Of course rainfall is very important, and in both countries precipitation amounts have risen in recent years. In Burkina Faso, annual amounts rose from 798.04 mm in the period 1961-1990 to 831.07 mm in 1991-2020, while in Mali the rise over the same period was 313.7 mm to 328.93 mm. Meanwhile, in the course of the BBC story, it is claimed that Senegal is seeing "decreasing rainfall as a result of climate change". Not according to World Bank figures which show an annual rise in precipitation from 707.87 mm in 1961-1990 to 722.91 mm in the latest 30-year period.

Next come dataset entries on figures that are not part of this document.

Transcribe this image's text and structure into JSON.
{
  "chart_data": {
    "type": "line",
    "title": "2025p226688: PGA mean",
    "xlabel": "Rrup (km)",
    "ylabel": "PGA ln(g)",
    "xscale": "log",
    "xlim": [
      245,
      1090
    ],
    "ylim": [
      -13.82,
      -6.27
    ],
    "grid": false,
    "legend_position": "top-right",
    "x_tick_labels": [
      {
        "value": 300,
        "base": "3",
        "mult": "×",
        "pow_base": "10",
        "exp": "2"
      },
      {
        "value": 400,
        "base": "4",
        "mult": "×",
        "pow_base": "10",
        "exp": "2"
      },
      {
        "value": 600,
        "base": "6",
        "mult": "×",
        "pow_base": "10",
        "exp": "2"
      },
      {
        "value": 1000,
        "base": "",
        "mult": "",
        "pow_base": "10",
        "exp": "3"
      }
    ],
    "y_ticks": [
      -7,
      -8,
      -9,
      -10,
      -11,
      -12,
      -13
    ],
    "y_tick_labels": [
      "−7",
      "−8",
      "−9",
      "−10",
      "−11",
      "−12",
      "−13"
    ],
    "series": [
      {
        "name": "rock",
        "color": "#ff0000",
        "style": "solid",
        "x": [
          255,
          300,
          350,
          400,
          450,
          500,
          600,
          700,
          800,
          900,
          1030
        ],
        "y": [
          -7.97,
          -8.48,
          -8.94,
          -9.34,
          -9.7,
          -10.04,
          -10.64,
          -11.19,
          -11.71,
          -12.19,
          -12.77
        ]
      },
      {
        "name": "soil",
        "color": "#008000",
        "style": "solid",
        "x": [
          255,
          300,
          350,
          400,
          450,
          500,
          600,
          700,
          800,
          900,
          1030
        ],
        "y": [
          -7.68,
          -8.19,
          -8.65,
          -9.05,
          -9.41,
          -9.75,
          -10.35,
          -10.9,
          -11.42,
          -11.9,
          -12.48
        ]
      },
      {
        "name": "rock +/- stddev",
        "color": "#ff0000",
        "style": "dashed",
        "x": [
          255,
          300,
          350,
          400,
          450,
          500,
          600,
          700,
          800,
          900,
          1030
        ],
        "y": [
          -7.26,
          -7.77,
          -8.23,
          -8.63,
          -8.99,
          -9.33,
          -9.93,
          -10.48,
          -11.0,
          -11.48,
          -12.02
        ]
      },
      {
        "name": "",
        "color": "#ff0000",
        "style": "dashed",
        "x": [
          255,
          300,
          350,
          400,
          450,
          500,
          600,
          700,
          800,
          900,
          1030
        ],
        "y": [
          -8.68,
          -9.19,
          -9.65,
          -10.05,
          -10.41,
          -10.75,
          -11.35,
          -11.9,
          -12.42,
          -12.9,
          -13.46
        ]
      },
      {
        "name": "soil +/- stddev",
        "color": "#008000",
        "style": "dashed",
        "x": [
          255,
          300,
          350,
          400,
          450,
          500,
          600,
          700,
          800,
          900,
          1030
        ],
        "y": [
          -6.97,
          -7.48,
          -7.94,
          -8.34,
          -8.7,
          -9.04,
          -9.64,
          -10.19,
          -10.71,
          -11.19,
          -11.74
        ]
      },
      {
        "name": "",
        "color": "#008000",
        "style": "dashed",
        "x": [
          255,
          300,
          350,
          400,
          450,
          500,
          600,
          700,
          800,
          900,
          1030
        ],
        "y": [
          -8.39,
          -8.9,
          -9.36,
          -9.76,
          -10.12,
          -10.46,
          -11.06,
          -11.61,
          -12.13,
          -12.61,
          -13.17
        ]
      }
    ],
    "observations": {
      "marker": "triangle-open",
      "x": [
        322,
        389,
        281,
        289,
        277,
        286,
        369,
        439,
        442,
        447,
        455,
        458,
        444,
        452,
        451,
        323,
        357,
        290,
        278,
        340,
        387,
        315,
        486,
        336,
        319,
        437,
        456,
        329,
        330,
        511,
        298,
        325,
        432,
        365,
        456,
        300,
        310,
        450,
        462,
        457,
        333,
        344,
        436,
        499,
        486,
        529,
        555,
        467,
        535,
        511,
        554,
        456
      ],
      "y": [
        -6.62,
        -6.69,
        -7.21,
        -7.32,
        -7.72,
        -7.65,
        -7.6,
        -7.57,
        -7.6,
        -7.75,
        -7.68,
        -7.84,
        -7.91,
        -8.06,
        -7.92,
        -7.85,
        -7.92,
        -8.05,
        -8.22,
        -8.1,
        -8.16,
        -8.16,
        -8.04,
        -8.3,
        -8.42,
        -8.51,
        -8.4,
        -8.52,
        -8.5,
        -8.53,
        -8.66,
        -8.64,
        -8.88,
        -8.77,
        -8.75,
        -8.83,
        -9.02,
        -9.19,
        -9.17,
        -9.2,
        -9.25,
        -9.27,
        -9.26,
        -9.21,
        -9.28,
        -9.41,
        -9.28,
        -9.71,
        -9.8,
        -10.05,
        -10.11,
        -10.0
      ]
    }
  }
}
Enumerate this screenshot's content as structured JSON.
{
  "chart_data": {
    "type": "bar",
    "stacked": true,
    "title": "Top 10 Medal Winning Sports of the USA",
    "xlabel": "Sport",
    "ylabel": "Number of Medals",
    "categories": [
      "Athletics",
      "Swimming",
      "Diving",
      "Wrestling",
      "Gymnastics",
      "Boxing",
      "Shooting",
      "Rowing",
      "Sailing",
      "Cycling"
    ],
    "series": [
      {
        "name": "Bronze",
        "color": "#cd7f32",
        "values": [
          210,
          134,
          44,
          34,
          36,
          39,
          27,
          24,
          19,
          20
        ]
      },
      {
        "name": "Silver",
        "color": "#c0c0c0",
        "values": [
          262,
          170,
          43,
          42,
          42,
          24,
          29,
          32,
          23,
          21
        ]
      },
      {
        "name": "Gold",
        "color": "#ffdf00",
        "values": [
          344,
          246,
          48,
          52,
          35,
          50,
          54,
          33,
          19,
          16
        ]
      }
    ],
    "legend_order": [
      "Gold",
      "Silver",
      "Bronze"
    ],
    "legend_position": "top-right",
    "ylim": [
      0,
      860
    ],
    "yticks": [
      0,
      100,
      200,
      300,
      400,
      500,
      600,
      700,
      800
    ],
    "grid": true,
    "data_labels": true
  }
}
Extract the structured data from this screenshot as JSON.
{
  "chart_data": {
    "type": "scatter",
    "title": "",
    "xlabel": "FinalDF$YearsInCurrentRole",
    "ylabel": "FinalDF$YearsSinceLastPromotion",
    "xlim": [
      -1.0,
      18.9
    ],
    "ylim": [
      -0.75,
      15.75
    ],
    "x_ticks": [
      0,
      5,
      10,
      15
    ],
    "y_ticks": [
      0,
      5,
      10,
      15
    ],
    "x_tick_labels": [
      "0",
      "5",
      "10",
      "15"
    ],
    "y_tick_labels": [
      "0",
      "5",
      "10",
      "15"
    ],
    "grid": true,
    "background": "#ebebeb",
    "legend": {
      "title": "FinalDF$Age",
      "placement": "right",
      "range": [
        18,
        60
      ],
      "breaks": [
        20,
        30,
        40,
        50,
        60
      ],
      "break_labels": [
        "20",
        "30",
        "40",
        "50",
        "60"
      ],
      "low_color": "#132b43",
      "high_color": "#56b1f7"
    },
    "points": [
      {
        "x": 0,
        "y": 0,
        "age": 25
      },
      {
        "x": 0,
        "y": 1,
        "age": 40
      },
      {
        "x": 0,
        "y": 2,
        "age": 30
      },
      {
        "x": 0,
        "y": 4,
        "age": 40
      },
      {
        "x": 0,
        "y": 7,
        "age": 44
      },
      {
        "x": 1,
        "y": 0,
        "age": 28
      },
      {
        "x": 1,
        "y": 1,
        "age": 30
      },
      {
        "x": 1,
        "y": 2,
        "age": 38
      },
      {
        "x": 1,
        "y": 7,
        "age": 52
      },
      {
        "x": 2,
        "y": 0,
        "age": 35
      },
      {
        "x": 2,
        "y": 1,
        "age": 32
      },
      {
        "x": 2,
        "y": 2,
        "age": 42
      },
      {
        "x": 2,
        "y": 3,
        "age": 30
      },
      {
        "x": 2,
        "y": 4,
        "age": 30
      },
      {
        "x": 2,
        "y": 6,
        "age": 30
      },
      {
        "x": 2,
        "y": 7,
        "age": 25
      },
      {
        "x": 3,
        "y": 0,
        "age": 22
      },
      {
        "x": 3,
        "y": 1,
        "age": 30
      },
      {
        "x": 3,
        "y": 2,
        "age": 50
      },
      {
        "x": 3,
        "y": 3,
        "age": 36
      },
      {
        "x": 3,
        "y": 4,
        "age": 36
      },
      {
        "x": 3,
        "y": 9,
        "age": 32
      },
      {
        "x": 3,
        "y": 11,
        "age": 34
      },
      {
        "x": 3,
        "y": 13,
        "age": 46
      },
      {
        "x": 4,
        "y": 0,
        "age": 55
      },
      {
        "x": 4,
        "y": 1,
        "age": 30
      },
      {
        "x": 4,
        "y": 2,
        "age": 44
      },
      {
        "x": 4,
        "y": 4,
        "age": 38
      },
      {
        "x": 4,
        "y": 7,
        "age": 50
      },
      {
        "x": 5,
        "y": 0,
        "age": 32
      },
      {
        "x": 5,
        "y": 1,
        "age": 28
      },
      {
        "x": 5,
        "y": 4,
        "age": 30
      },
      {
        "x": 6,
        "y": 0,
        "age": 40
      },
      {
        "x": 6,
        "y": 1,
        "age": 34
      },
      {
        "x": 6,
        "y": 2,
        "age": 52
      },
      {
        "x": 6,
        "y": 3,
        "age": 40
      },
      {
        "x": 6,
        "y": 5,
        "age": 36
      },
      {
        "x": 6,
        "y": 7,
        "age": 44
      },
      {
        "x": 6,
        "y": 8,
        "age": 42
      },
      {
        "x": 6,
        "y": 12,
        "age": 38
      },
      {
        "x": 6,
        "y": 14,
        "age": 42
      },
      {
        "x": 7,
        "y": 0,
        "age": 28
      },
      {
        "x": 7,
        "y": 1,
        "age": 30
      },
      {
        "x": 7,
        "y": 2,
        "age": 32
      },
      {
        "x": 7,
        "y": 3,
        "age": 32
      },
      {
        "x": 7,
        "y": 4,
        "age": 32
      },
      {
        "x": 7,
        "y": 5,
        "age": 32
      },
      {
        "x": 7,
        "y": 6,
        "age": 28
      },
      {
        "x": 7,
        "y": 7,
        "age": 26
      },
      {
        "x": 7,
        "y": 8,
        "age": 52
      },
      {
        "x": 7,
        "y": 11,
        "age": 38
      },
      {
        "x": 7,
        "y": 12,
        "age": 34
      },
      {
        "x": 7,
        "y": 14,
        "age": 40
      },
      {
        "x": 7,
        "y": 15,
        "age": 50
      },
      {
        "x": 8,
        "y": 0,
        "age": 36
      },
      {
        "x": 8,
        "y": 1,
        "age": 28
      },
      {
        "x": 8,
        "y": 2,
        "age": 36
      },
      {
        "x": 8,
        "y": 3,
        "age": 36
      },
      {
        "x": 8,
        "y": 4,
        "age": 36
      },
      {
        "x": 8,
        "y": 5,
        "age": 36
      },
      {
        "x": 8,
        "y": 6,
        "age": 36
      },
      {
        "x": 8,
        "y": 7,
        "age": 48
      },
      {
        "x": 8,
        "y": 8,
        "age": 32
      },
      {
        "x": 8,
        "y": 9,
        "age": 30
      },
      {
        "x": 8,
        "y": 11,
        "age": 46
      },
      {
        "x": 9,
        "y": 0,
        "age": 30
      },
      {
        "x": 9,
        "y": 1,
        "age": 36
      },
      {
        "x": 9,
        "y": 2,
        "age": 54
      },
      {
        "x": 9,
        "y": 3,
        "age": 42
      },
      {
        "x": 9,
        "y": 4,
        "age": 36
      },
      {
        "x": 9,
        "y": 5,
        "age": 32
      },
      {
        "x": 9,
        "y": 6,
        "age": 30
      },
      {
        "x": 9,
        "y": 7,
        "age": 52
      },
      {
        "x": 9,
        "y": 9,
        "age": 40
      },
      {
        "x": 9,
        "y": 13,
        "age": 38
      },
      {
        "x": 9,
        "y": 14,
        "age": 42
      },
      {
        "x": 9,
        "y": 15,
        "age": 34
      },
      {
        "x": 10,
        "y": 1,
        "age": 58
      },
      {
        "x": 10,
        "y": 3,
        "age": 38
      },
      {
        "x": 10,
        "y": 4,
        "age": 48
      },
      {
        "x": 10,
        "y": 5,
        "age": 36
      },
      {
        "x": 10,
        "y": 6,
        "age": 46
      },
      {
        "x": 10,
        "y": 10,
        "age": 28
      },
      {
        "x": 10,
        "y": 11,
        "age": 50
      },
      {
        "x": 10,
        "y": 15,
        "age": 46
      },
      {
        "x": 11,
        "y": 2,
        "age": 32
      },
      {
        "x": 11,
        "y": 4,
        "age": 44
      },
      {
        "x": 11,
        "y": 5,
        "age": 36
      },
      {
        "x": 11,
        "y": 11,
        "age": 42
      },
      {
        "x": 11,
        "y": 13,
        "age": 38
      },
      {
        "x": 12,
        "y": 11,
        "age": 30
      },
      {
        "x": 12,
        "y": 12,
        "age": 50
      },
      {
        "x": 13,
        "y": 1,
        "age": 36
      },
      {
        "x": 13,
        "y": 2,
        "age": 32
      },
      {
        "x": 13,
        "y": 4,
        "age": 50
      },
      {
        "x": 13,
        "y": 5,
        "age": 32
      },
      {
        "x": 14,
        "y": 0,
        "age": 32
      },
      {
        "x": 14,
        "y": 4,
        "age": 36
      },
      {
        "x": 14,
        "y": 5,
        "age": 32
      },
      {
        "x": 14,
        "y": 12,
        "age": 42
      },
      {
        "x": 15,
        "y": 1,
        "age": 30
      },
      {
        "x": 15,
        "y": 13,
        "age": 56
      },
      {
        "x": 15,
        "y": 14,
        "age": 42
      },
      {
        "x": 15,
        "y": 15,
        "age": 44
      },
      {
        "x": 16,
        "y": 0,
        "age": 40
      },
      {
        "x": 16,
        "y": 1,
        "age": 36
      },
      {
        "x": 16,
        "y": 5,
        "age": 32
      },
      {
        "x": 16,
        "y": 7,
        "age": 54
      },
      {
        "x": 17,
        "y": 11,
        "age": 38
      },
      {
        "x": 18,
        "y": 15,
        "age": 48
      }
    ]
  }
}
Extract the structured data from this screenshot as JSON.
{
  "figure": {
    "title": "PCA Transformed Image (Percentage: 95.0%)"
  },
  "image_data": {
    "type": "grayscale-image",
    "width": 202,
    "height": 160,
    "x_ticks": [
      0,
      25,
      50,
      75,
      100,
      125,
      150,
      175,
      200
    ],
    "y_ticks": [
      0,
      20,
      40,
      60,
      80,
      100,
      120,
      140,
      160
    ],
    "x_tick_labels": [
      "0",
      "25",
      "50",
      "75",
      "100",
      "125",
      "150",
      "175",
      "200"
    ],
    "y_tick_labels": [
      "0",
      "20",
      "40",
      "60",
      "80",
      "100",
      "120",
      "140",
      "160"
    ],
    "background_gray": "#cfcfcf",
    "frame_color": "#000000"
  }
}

Overall then, the great story missing from the headlines is that the Sahel is slowly turning green. A few thousand years ago the Sahara desert was full of vegetation. Natural process and climate change turned it into a desert, a process that can easily go into reverse. The desert has shown a greener image over the last 15 years notes Britannica with heavier summer rainfalls reported. "This is a blessing for the desert as the vegetation recovers," it notes. Sub-Saharan Africa is a difficult place to make a living on the land. The area needs aid in the form of inorganic fertilisers to improve the soil and hydrocarbon power to boost productivity. But more rain from the heavens and higher levels of CO2 all have a part to play. What it really doesn't need is the BBC and the Guardian spreading nonsense stories inspired by green billionaires about the mortuaries filling up because hot countries have a few hot days.